Avant le début de la saison, le Courtraisien était modeste concernant ses ambitions. "Je veux devenir un bon coéquipier pour Remco Evenepoel. Je sais que mes capacités sont limitées et que mon sprint ne me permettra pas de gagner beaucoup de courses", précisait-il à Sporza. Force est de constater que le 6e du Tour de l'Avenir 2019 s'est sous-estimé. "C'est du Mauri tout craché, toujours modeste, ce garçon ne connaît pas son potentiel. Il est comme ça, il ne fera jamais de grandes déclarations". En débarquant chez les professionnels, Mauri Vansevenant avait encore une marge de progression importante. "Chez les Espoirs, il combinait le vélo, avec les études et la ferme car Mauri adore se ressourcer chez lui près de ses animaux. Un mois avant son succès au général du Tour du Val d'Aoste en 2019, il était encore en examen, rappelle Wim Feys. En signant chez Deceuninck-Quick Step, j'étais convaincu qu'il avait encore une grande marge de progression. Maintenant, il peut se consacrer davantage au vélo et voilà le résultat".

LE BON TRAVAIL D'EFC-L&R-VULSTEKE 

Peut-il déjà envisager de jouer la gagne dans des courses WorldTour ? "Peut-être pas, et d'ailleurs, je l'encourage à rouler au service de grands leaders car il va encore développer son moteur. Mais dans deux ans, il doit être en mesure de lutter pour la victoire dans une classique wallonne. Bien que pour le même prix, il allait déjà au bout à la Flèche Wallonne l'an dernier". Un Grand Tour serait-il dès lors une bonne idée dans sa progression en 2021 alors qu'il est dans la préselection pour la Vuelta ? "Si on ne lui met aucune pression de résultat, pourquoi pas ? Il est dans la bonne équipe. Ça lui ferait du bien, il prendrait encore de la caisse". D'ailleurs, ses références en chrono ne sont pas encore suffisantes pour envisager des bons classements généraux.

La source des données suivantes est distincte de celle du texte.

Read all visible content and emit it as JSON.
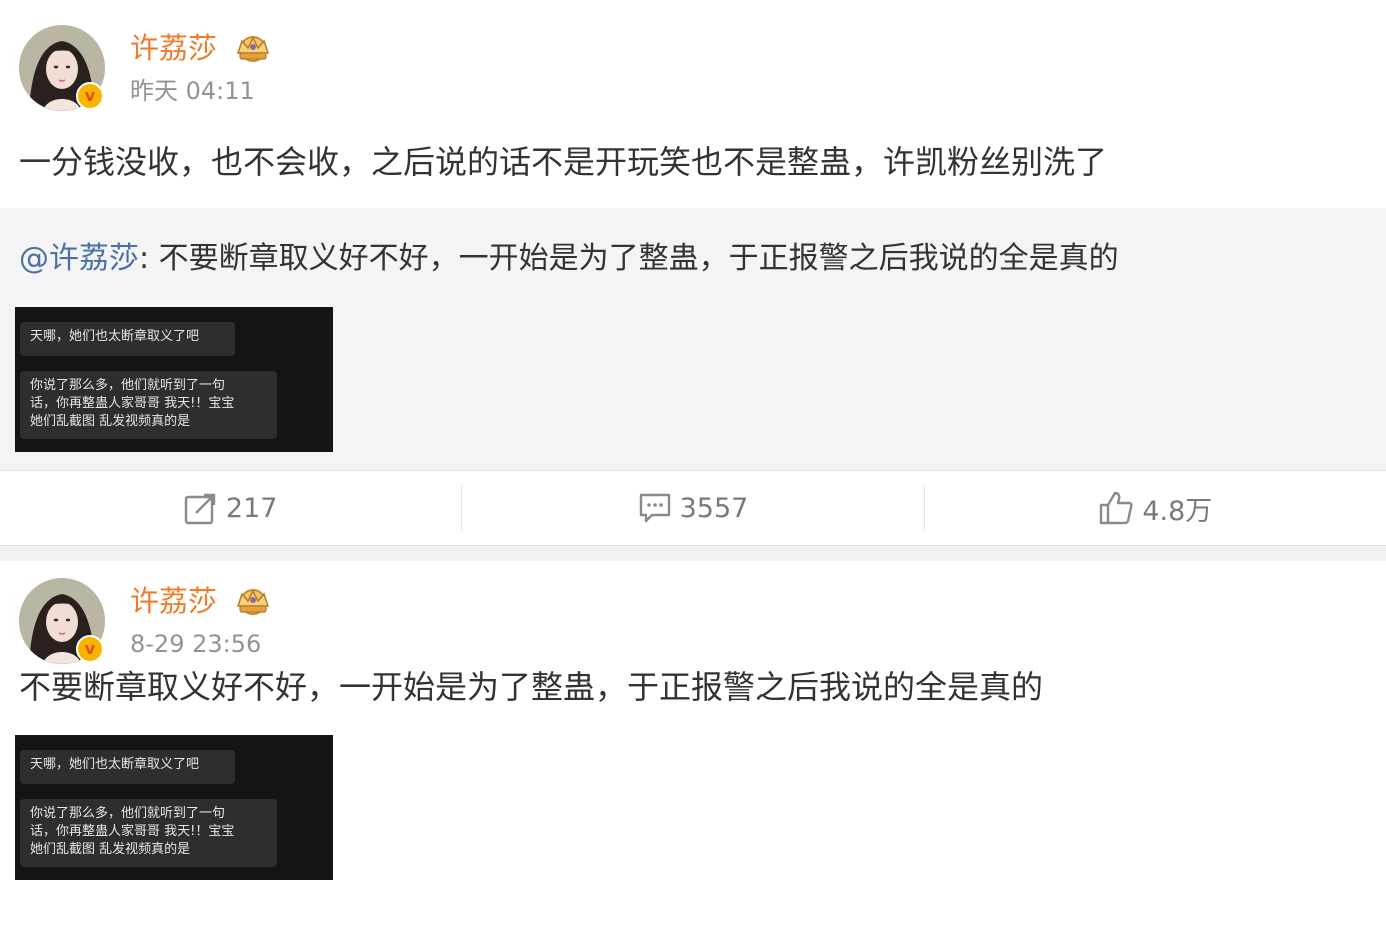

Mais Wim Feys ne veut pas tirer de conclusions trop hâtives. "Je suis sûr que Mauri pourrait surprendre dans cet exercice. Quand je vois comment le peloton a galéré pour aller le chercher à la Flèche Wallonne l'an dernier, je me dis qu'il doit être capable de se défendre. Gagner un chrono, peut-être pas, en tout cas, plus que limiter les dégâts, certainement". 

En tout cas, voir Mauri Vansevenant gagner chez les pros remplit de joie Wim Feys, qui vit des moments difficiles avec son équipe EFC-L&R-Vulsteke, toujours à l'arrêt à cause de l'annulation des courses nationales, et un budget amoindri pour la saison 2021. "C'est toujours sympa de voir un ancien exploser chez les pros. Cela permet de parler d'EFC-L&R-Vulsteke. On parle souvent de la qualité de la formation chez Lotto-Soudal, mais on fait également du bon travail. Nous ne prenons pas toujours les coureurs les plus talentueux des Juniors, mais regardez ce qu'on a pu faire avec des Cédric Beullens, Yves Lampaert, Florian Sénéchal, Jordi Warlop, Stijn Steels ou Aimé De Gendt. Il ne faut pas nécessairement aller chez Lotto-Soudal pour devenir un grand coureur. L'ascension de Mauri va faire du bien à tout le monde, au staff, aux soigneurs et aux coureurs. Ça va les motiver quand les courses vont reprendre".